Segunda-feira, 19 de janeiro de 2026
Economia

Aposentadoria em 2026 tem regras mais duras e eleva idade e tempo exigidos

Mudanças da Previdência em 2026 afetam quem planeja se aposentar

Por Fabrício Freitas
19/01/2026 às 11h40

Reforma avança em 2026, aumenta exigências e altera valor final do benefício / Foto: Reprodução

As regras da aposentadoria ficaram mais rigorosas em 2026 e impactam diretamente milhões de trabalhadores que se aproximam do fim da vida laboral. As mudanças fazem parte do cronograma da reforma da Previdência aprovada em 2019, que prevê ajustes graduais até 2031, elevando idade mínima, tempo de contribuição e critérios de acesso ao benefício.

Neste ano, a elevação dos requisitos reduziu as possibilidades de aposentadoria antecipada e reforçou a necessidade de planejamento previdenciário. Para muitos segurados, a expectativa de se aposentar precisou ser revista, seja pelo aumento da idade mínima, seja pela ampliação do tempo exigido de contribuição.

Idade mínima sobe em 2026

Na regra geral, mulheres só podem se aposentar aos 62 anos, com no mínimo 15 anos de contribuição. Para os homens, a idade mínima é de 65 anos, com pelo menos 20 anos de recolhimentos ao INSS.
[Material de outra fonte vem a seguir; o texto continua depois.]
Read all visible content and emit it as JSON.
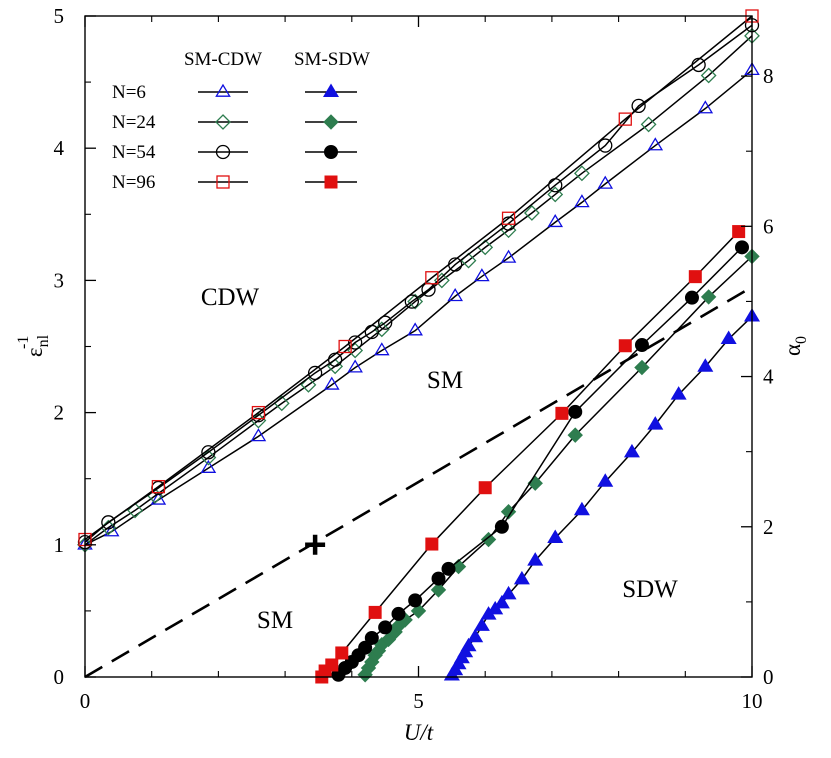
{
  "chart_data": {
    "type": "scatter",
    "title": "",
    "xlabel": "U/t",
    "ylabel_left": "ε_nl^-1",
    "ylabel_right": "α_0",
    "xlim": [
      0,
      10
    ],
    "ylim_left": [
      0,
      5
    ],
    "ylim_right": [
      0,
      8.8
    ],
    "x_ticks": [
      "0",
      "5",
      "10"
    ],
    "y_left_ticks": [
      "0",
      "1",
      "2",
      "3",
      "4",
      "5"
    ],
    "y_right_ticks": [
      "0",
      "2",
      "4",
      "6",
      "8"
    ],
    "grid": false,
    "legend": {
      "placement": "top-left",
      "header_open": "SM-CDW",
      "header_filled": "SM-SDW",
      "entries": [
        "N=6",
        "N=24",
        "N=54",
        "N=96"
      ]
    },
    "region_labels": [
      "CDW",
      "SM",
      "SM",
      "SDW"
    ],
    "marker_point": {
      "x": 3.45,
      "y": 1.0
    },
    "dashed_line": {
      "axis": "left",
      "points": [
        [
          0,
          0
        ],
        [
          10,
          2.95
        ]
      ]
    },
    "series": [
      {
        "name": "N=6",
        "group": "SM-CDW",
        "axis": "left",
        "color": "#1010e0",
        "marker": "triangle",
        "filled": false,
        "x": [
          0,
          0.4,
          1.1,
          1.85,
          2.6,
          3.7,
          4.05,
          4.45,
          4.95,
          5.55,
          5.95,
          6.35,
          7.05,
          7.45,
          7.8,
          8.55,
          9.3,
          10
        ],
        "y": [
          1.0,
          1.1,
          1.34,
          1.58,
          1.82,
          2.21,
          2.34,
          2.47,
          2.62,
          2.88,
          3.03,
          3.17,
          3.44,
          3.59,
          3.73,
          4.02,
          4.3,
          4.59
        ]
      },
      {
        "name": "N=24",
        "group": "SM-CDW",
        "axis": "left",
        "color": "#2e7d4f",
        "marker": "diamond",
        "filled": false,
        "x": [
          0,
          0.35,
          0.75,
          1.05,
          1.85,
          2.6,
          2.95,
          3.35,
          3.75,
          4.05,
          4.45,
          4.95,
          5.35,
          5.75,
          6.0,
          6.35,
          6.7,
          7.05,
          7.45,
          8.45,
          9.35,
          10
        ],
        "y": [
          1.0,
          1.13,
          1.26,
          1.37,
          1.66,
          1.94,
          2.07,
          2.21,
          2.35,
          2.47,
          2.63,
          2.84,
          3.0,
          3.15,
          3.25,
          3.38,
          3.51,
          3.65,
          3.81,
          4.18,
          4.55,
          4.85
        ]
      },
      {
        "name": "N=54",
        "group": "SM-CDW",
        "axis": "left",
        "color": "#000000",
        "marker": "circle",
        "filled": false,
        "x": [
          0,
          0.35,
          1.1,
          1.85,
          2.6,
          3.45,
          3.75,
          4.05,
          4.3,
          4.5,
          4.9,
          5.15,
          5.55,
          6.35,
          7.05,
          7.8,
          8.3,
          9.2,
          10
        ],
        "y": [
          1.02,
          1.17,
          1.43,
          1.7,
          1.98,
          2.3,
          2.4,
          2.53,
          2.61,
          2.68,
          2.84,
          2.93,
          3.12,
          3.43,
          3.72,
          4.02,
          4.32,
          4.63,
          4.93
        ]
      },
      {
        "name": "N=96",
        "group": "SM-CDW",
        "axis": "left",
        "color": "#e01010",
        "marker": "square",
        "filled": false,
        "x": [
          0,
          1.1,
          2.6,
          3.9,
          5.2,
          6.35,
          8.1,
          10
        ],
        "y": [
          1.04,
          1.44,
          2.0,
          2.5,
          3.02,
          3.47,
          4.22,
          5.0
        ]
      },
      {
        "name": "N=6",
        "group": "SM-SDW",
        "axis": "right",
        "color": "#1010e0",
        "marker": "triangle",
        "filled": true,
        "x": [
          5.5,
          5.55,
          5.6,
          5.65,
          5.7,
          5.75,
          5.85,
          5.95,
          6.05,
          6.15,
          6.25,
          6.35,
          6.55,
          6.75,
          7.05,
          7.45,
          7.8,
          8.2,
          8.55,
          8.9,
          9.3,
          9.65,
          10
        ],
        "y": [
          0.02,
          0.09,
          0.17,
          0.25,
          0.33,
          0.41,
          0.53,
          0.68,
          0.83,
          0.9,
          0.98,
          1.1,
          1.3,
          1.55,
          1.85,
          2.22,
          2.6,
          2.99,
          3.36,
          3.76,
          4.13,
          4.5,
          4.8
        ]
      },
      {
        "name": "N=24",
        "group": "SM-SDW",
        "axis": "right",
        "color": "#2e7d4f",
        "marker": "diamond",
        "filled": true,
        "x": [
          4.2,
          4.25,
          4.3,
          4.35,
          4.4,
          4.45,
          4.55,
          4.65,
          4.7,
          4.8,
          5.0,
          5.3,
          5.6,
          6.05,
          6.35,
          6.75,
          7.35,
          8.35,
          9.35,
          10
        ],
        "y": [
          0.03,
          0.12,
          0.2,
          0.29,
          0.35,
          0.43,
          0.5,
          0.6,
          0.68,
          0.76,
          0.88,
          1.16,
          1.47,
          1.83,
          2.2,
          2.58,
          3.22,
          4.12,
          5.06,
          5.6
        ]
      },
      {
        "name": "N=54",
        "group": "SM-SDW",
        "axis": "right",
        "color": "#000000",
        "marker": "circle",
        "filled": true,
        "x": [
          3.8,
          3.9,
          4.0,
          4.1,
          4.2,
          4.3,
          4.5,
          4.7,
          4.95,
          5.3,
          5.45,
          6.25,
          7.35,
          8.35,
          9.1,
          9.85
        ],
        "y": [
          0.03,
          0.12,
          0.2,
          0.29,
          0.39,
          0.52,
          0.66,
          0.84,
          1.02,
          1.31,
          1.44,
          2.0,
          3.53,
          4.42,
          5.05,
          5.72
        ]
      },
      {
        "name": "N=96",
        "group": "SM-SDW",
        "axis": "right",
        "color": "#e01010",
        "marker": "square",
        "filled": true,
        "x": [
          3.55,
          3.6,
          3.7,
          3.85,
          4.35,
          5.2,
          6.0,
          7.15,
          8.1,
          9.15,
          9.8
        ],
        "y": [
          0.0,
          0.08,
          0.16,
          0.32,
          0.86,
          1.77,
          2.52,
          3.51,
          4.41,
          5.33,
          5.93
        ]
      }
    ]
  }
}
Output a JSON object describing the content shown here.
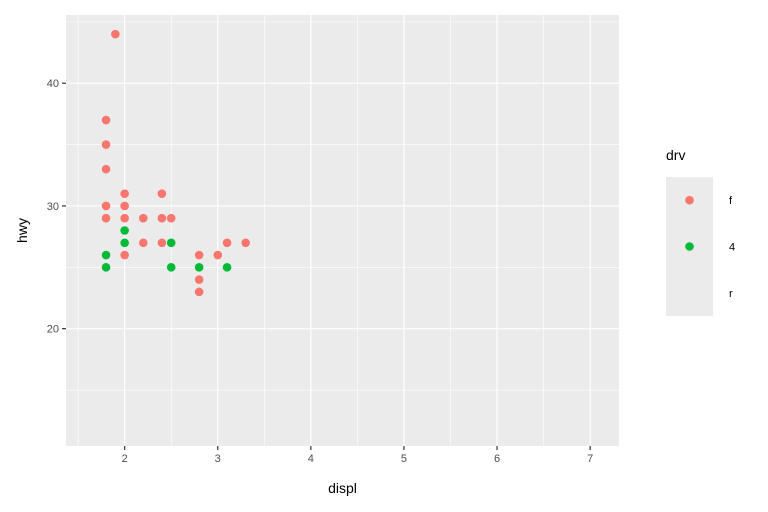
{
  "chart_data": {
    "type": "scatter",
    "xlabel": "displ",
    "ylabel": "hwy",
    "xlim": [
      1.37,
      7.31
    ],
    "ylim": [
      10.44,
      45.56
    ],
    "x_ticks": [
      2,
      3,
      4,
      5,
      6,
      7
    ],
    "y_ticks": [
      20,
      30,
      40
    ],
    "grid": true,
    "legend": {
      "title": "drv",
      "placement": "right",
      "entries": [
        "f",
        "4",
        "r"
      ]
    },
    "colors": {
      "f": "#F8766D",
      "4": "#00BA38",
      "panel": "#EBEBEB",
      "grid": "#FFFFFF"
    },
    "series": [
      {
        "name": "f",
        "points": [
          [
            1.9,
            44
          ],
          [
            1.8,
            37
          ],
          [
            1.8,
            35
          ],
          [
            1.8,
            33
          ],
          [
            1.8,
            30
          ],
          [
            1.8,
            29
          ],
          [
            2.0,
            31
          ],
          [
            2.0,
            30
          ],
          [
            2.0,
            29
          ],
          [
            2.0,
            26
          ],
          [
            2.2,
            29
          ],
          [
            2.2,
            27
          ],
          [
            2.4,
            31
          ],
          [
            2.4,
            29
          ],
          [
            2.4,
            27
          ],
          [
            2.5,
            29
          ],
          [
            2.8,
            26
          ],
          [
            2.8,
            24
          ],
          [
            2.8,
            23
          ],
          [
            3.0,
            26
          ],
          [
            3.1,
            27
          ],
          [
            3.3,
            27
          ]
        ]
      },
      {
        "name": "4",
        "points": [
          [
            1.8,
            26
          ],
          [
            1.8,
            25
          ],
          [
            2.0,
            28
          ],
          [
            2.0,
            27
          ],
          [
            2.5,
            27
          ],
          [
            2.5,
            25
          ],
          [
            2.8,
            25
          ],
          [
            3.1,
            25
          ]
        ]
      }
    ]
  }
}
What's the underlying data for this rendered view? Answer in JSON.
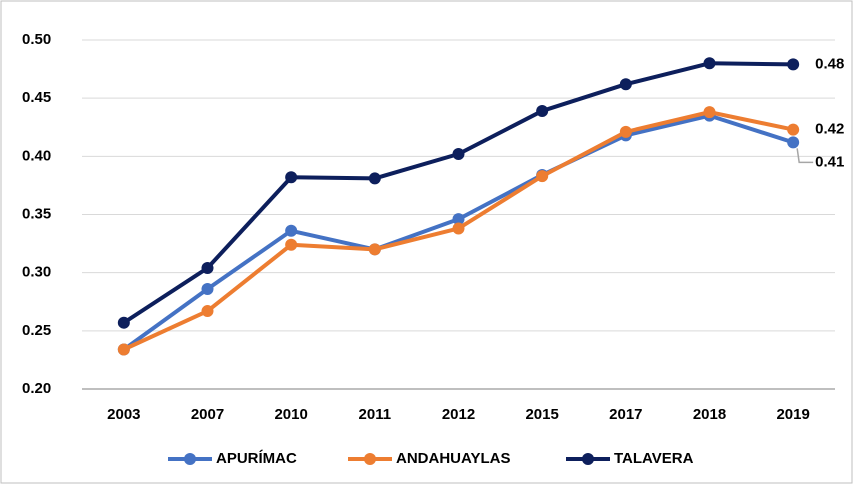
{
  "chart_data": {
    "type": "line",
    "categories": [
      "2003",
      "2007",
      "2010",
      "2011",
      "2012",
      "2015",
      "2017",
      "2018",
      "2019"
    ],
    "series": [
      {
        "name": "APURÍMAC",
        "color": "#4472c4",
        "values": [
          0.234,
          0.286,
          0.336,
          0.32,
          0.346,
          0.384,
          0.418,
          0.435,
          0.412
        ],
        "value_labels": [
          null,
          null,
          null,
          null,
          null,
          null,
          null,
          null,
          "0.41"
        ]
      },
      {
        "name": "ANDAHUAYLAS",
        "color": "#ed7d31",
        "values": [
          0.234,
          0.267,
          0.324,
          0.32,
          0.338,
          0.383,
          0.421,
          0.438,
          0.423
        ],
        "value_labels": [
          null,
          null,
          null,
          null,
          null,
          null,
          null,
          null,
          "0.42"
        ]
      },
      {
        "name": "TALAVERA",
        "color": "#0d1f5c",
        "values": [
          0.257,
          0.304,
          0.382,
          0.381,
          0.402,
          0.439,
          0.462,
          0.48,
          0.479
        ],
        "value_labels": [
          null,
          null,
          null,
          null,
          null,
          null,
          null,
          null,
          "0.48"
        ]
      }
    ],
    "ylim": [
      0.2,
      0.5
    ],
    "yticks": [
      {
        "value": 0.2,
        "label": "0.20"
      },
      {
        "value": 0.25,
        "label": "0.25"
      },
      {
        "value": 0.3,
        "label": "0.30"
      },
      {
        "value": 0.35,
        "label": "0.35"
      },
      {
        "value": 0.4,
        "label": "0.40"
      },
      {
        "value": 0.45,
        "label": "0.45"
      },
      {
        "value": 0.5,
        "label": "0.50"
      }
    ],
    "grid": true
  }
}
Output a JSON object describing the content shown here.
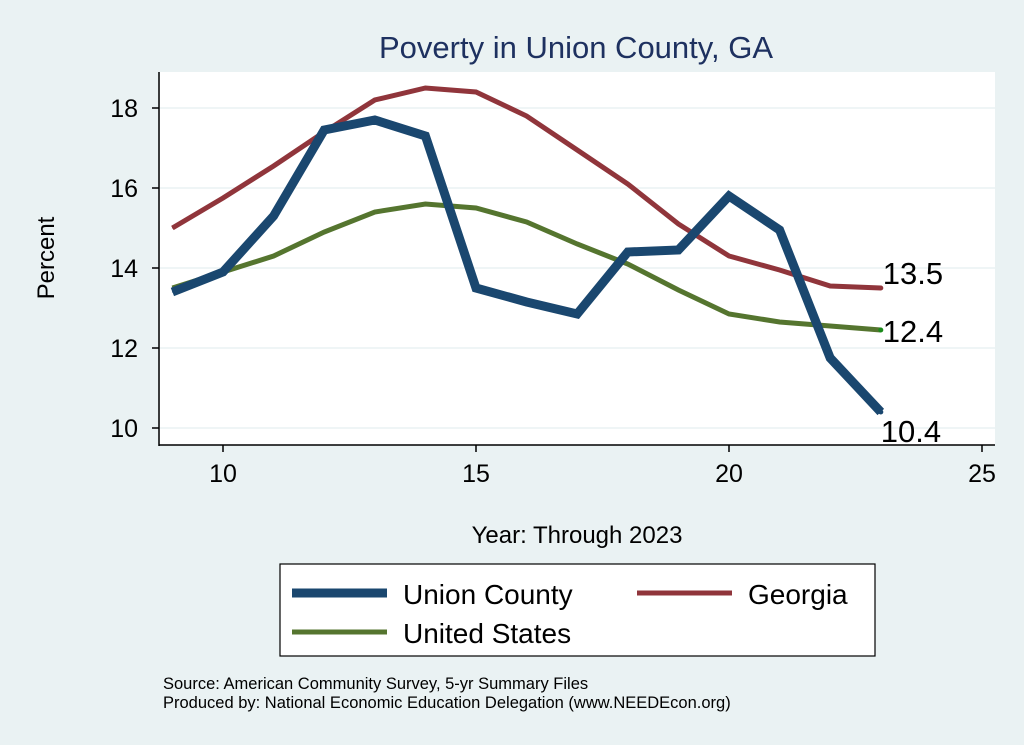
{
  "chart_data": {
    "type": "line",
    "title": "Poverty in Union County, GA",
    "xlabel": "Year: Through 2023",
    "ylabel": "Percent",
    "xlim": [
      8.7,
      25.3
    ],
    "ylim": [
      9.6,
      18.9
    ],
    "xticks": [
      10,
      15,
      20,
      25
    ],
    "yticks": [
      10,
      12,
      14,
      16,
      18
    ],
    "grid": true,
    "x": [
      9,
      10,
      11,
      12,
      13,
      14,
      15,
      16,
      17,
      18,
      19,
      20,
      21,
      22,
      23
    ],
    "series": [
      {
        "name": "Union County",
        "color": "#1a476f",
        "width": 9,
        "values": [
          13.4,
          13.9,
          15.3,
          17.45,
          17.7,
          17.3,
          13.5,
          13.15,
          12.85,
          14.4,
          14.45,
          15.8,
          14.95,
          11.75,
          10.4
        ],
        "end_label": "10.4"
      },
      {
        "name": "Georgia",
        "color": "#90353b",
        "width": 5,
        "values": [
          15.0,
          15.75,
          16.55,
          17.4,
          18.2,
          18.5,
          18.4,
          17.8,
          16.95,
          16.1,
          15.1,
          14.3,
          13.95,
          13.55,
          13.5
        ],
        "end_label": "13.5"
      },
      {
        "name": "United States",
        "color": "#55752f",
        "width": 5,
        "values": [
          13.5,
          13.9,
          14.3,
          14.9,
          15.4,
          15.6,
          15.5,
          15.15,
          14.6,
          14.1,
          13.45,
          12.85,
          12.65,
          12.55,
          12.45
        ],
        "end_label": "12.4"
      }
    ],
    "legend": {
      "placement": "bottom"
    },
    "notes": [
      "Source: American Community Survey, 5-yr Summary Files",
      "Produced by: National Economic Education Delegation (www.NEEDEcon.org)"
    ]
  }
}
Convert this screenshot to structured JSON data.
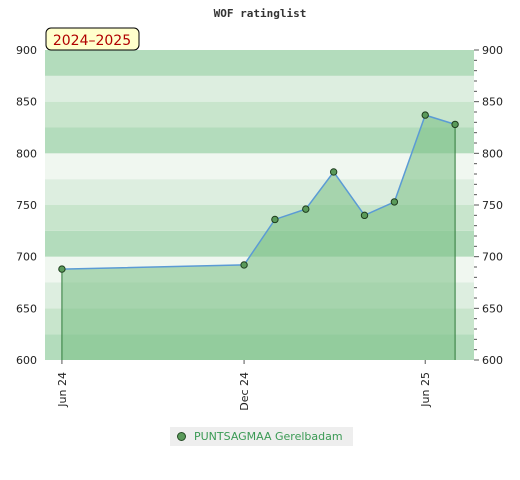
{
  "chart_data": {
    "type": "area",
    "title": "WOF ratinglist",
    "badge": "2024–2025",
    "y_ticks": [
      600,
      650,
      700,
      750,
      800,
      850,
      900
    ],
    "ylim": [
      600,
      900
    ],
    "x_ticks": [
      "Jun 24",
      "Dec 24",
      "Jun 25"
    ],
    "x_tick_dates": [
      "2024-06-01",
      "2024-12-01",
      "2025-06-01"
    ],
    "xlim": [
      "2024-05-15",
      "2025-07-20"
    ],
    "band_colors": [
      "#f0f7f0",
      "#ddeee0",
      "#c8e5cc",
      "#b3dcbc"
    ],
    "area_color": "#78bf84",
    "line_color": "#5b9bd5",
    "marker_color": "#5a9a5a",
    "series": [
      {
        "name": "PUNTSAGMAA Gerelbadam",
        "points": [
          {
            "x": "2024-06-01",
            "y": 688
          },
          {
            "x": "2024-12-01",
            "y": 692
          },
          {
            "x": "2025-01-01",
            "y": 736
          },
          {
            "x": "2025-02-01",
            "y": 746
          },
          {
            "x": "2025-03-01",
            "y": 782
          },
          {
            "x": "2025-04-01",
            "y": 740
          },
          {
            "x": "2025-05-01",
            "y": 753
          },
          {
            "x": "2025-06-01",
            "y": 837
          },
          {
            "x": "2025-07-01",
            "y": 828
          }
        ]
      }
    ]
  }
}
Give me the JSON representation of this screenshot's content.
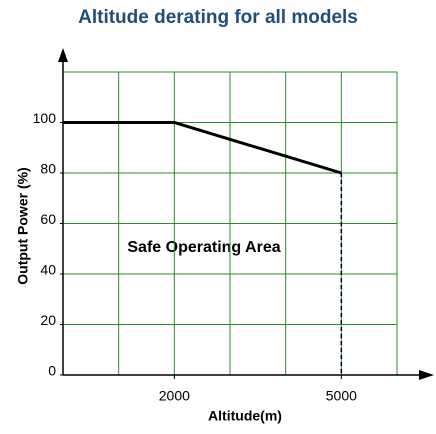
{
  "chart_data": {
    "type": "line",
    "title": "Altitude derating for all models",
    "x_label": "Altitude(m)",
    "y_label": "Output Power (%)",
    "annotation": "Safe Operating Area",
    "x": [
      0,
      2000,
      5000
    ],
    "series": [
      {
        "name": "Output Power",
        "color": "#000000",
        "values": [
          100,
          100,
          80
        ]
      }
    ],
    "xlim": [
      0,
      6000
    ],
    "xticks": [
      2000,
      5000
    ],
    "ylim": [
      0,
      120
    ],
    "yticks": [
      0,
      20,
      40,
      60,
      80,
      100
    ],
    "xgrid": [
      0,
      1000,
      2000,
      3000,
      4000,
      5000,
      6000
    ],
    "ygrid": [
      0,
      20,
      40,
      60,
      80,
      100,
      120
    ],
    "grid": true,
    "grid_color": "#2e8b2e",
    "title_color": "#1f4e79"
  }
}
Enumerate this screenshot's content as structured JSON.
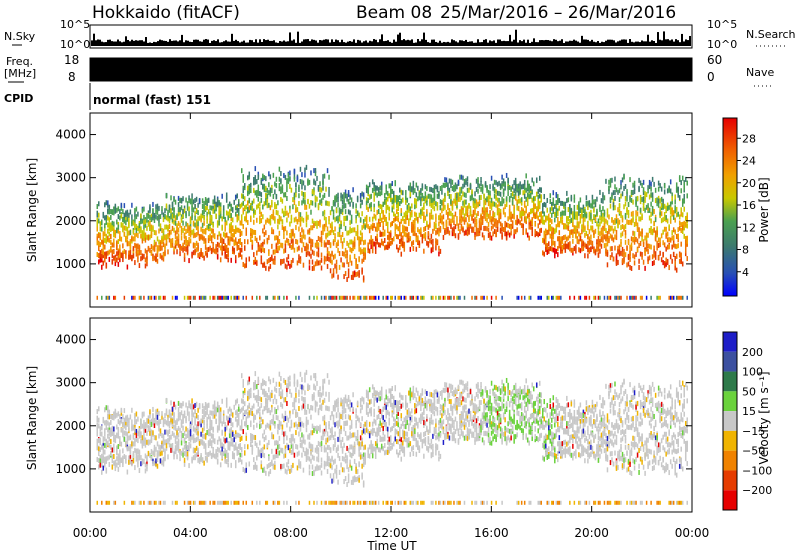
{
  "header": {
    "station": "Hokkaido (fitACF)",
    "beam": "Beam 08",
    "date_range": "25/Mar/2016 – 26/Mar/2016"
  },
  "aux_panels": {
    "nsky_label": "N.Sky",
    "nsky_ticks": [
      "10^5",
      "10^0"
    ],
    "nsearch_label": "N.Search",
    "nsearch_ticks": [
      "10^5",
      "10^0"
    ],
    "freq_label_line1": "Freq.",
    "freq_label_line2": "[MHz]",
    "freq_ticks": [
      "18",
      "8"
    ],
    "nave_label": "Nave",
    "nave_ticks": [
      "60",
      "0"
    ],
    "cpid_label": "CPID",
    "cpid_value": "normal (fast) 151"
  },
  "chart_data": [
    {
      "type": "heatmap",
      "name": "power",
      "ylabel": "Slant Range [km]",
      "y_ticks": [
        "4000",
        "3000",
        "2000",
        "1000"
      ],
      "colorbar_label": "Power [dB]",
      "colorbar_ticks": [
        "28",
        "24",
        "20",
        "16",
        "12",
        "8",
        "4"
      ],
      "colors": [
        "#0000e6",
        "#2850b4",
        "#3c7a6e",
        "#4aa050",
        "#c8c800",
        "#f0a000",
        "#f07000",
        "#e63c00",
        "#e60000"
      ],
      "ylim": [
        0,
        4500
      ],
      "xlim_hours": [
        0,
        24
      ],
      "gates": [
        [
          0.25,
          3.0,
          1100,
          2400
        ],
        [
          3.0,
          6.0,
          1200,
          2600
        ],
        [
          6.0,
          9.5,
          1000,
          3200
        ],
        [
          9.5,
          11.0,
          700,
          2700
        ],
        [
          11.0,
          14.0,
          1400,
          2900
        ],
        [
          14.0,
          18.0,
          1700,
          3000
        ],
        [
          18.0,
          20.5,
          1300,
          2600
        ],
        [
          20.5,
          23.8,
          1000,
          3000
        ]
      ]
    },
    {
      "type": "heatmap",
      "name": "velocity",
      "ylabel": "Slant Range [km]",
      "y_ticks": [
        "4000",
        "3000",
        "2000",
        "1000"
      ],
      "colorbar_label": "Velocity [m s⁻¹]",
      "colorbar_ticks": [
        "200",
        "100",
        "50",
        "15",
        "−15",
        "−50",
        "−100",
        "−200"
      ],
      "colors": [
        "#1e1ec8",
        "#3c50a0",
        "#2e7a4a",
        "#6ad23c",
        "#c8c8c8",
        "#f0b400",
        "#f08200",
        "#e63c00",
        "#e60000"
      ],
      "ylim": [
        0,
        4500
      ],
      "xlim_hours": [
        0,
        24
      ],
      "xlabel": "Time UT",
      "x_ticks": [
        "00:00",
        "04:00",
        "08:00",
        "12:00",
        "16:00",
        "20:00",
        "00:00"
      ]
    }
  ]
}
Já nas regras de transição, destinadas a quem contribuía antes de novembro de 2019, a idade mínima avançou seis meses em relação ao ano anterior. Em 2026, mulheres precisam ter ao menos 59 anos e seis meses, enquanto homens devem atingir 64 anos e seis meses, mantendo-se o tempo mínimo de 30 anos de contribuição para mulheres e 35 para homens.

Regra dos pontos exige mais do trabalhador

Outro critério que ficou mais rígido é a regra dos pontos, que soma idade e tempo de contribuição. Em 2026, a pontuação mínima exigida chega a 93 pontos para mulheres e 103 pontos para homens. Esse avanço anual reduz o número de segurados aptos à aposentadoria nessa modalidade e prolonga o tempo de permanência no mercado de trabalho.

Pedágios seguem como alternativa

As regras do pedágio continuam sendo opção para parte dos segurados. No pedágio de 50 por cento, o trabalhador precisa cumprir metade do tempo que faltava para atingir o tempo mínimo antes da reforma. Já no pedágio de 100 por cento, é necessário cumprir integralmente o período pendente, mas o cálculo do benefício tende a ser mais vantajoso.

Valor do benefício também entra no cálculo

Além do acesso mais difícil, o valor da aposentadoria segue diretamente ligado ao histórico de contribuições. Em 2026, o teto do INSS foi reajustado para R$ 8.475,55, enquanto o piso acompanha o salário mínimo de R$ 1.621,00. Quanto maior o tempo de contribuição e a média salarial, maior tende a ser o benefício final.

Especialistas alertam que decisões precipitadas podem resultar em aposentadorias com valores significativamente menores. Avaliar a melhor regra e o momento ideal para solicitar o benefício se tornou essencial.

Aposentadoria exige planejamento antecipado

Com regras mais duras a cada ano, a aposentadoria deixou de ser um evento automático e passou a exigir estratégia. Antecipar análises, revisar contribuições e acompanhar as mudanças legais são passos fundamentais para quem deseja garantir um benefício mais estável no futuro.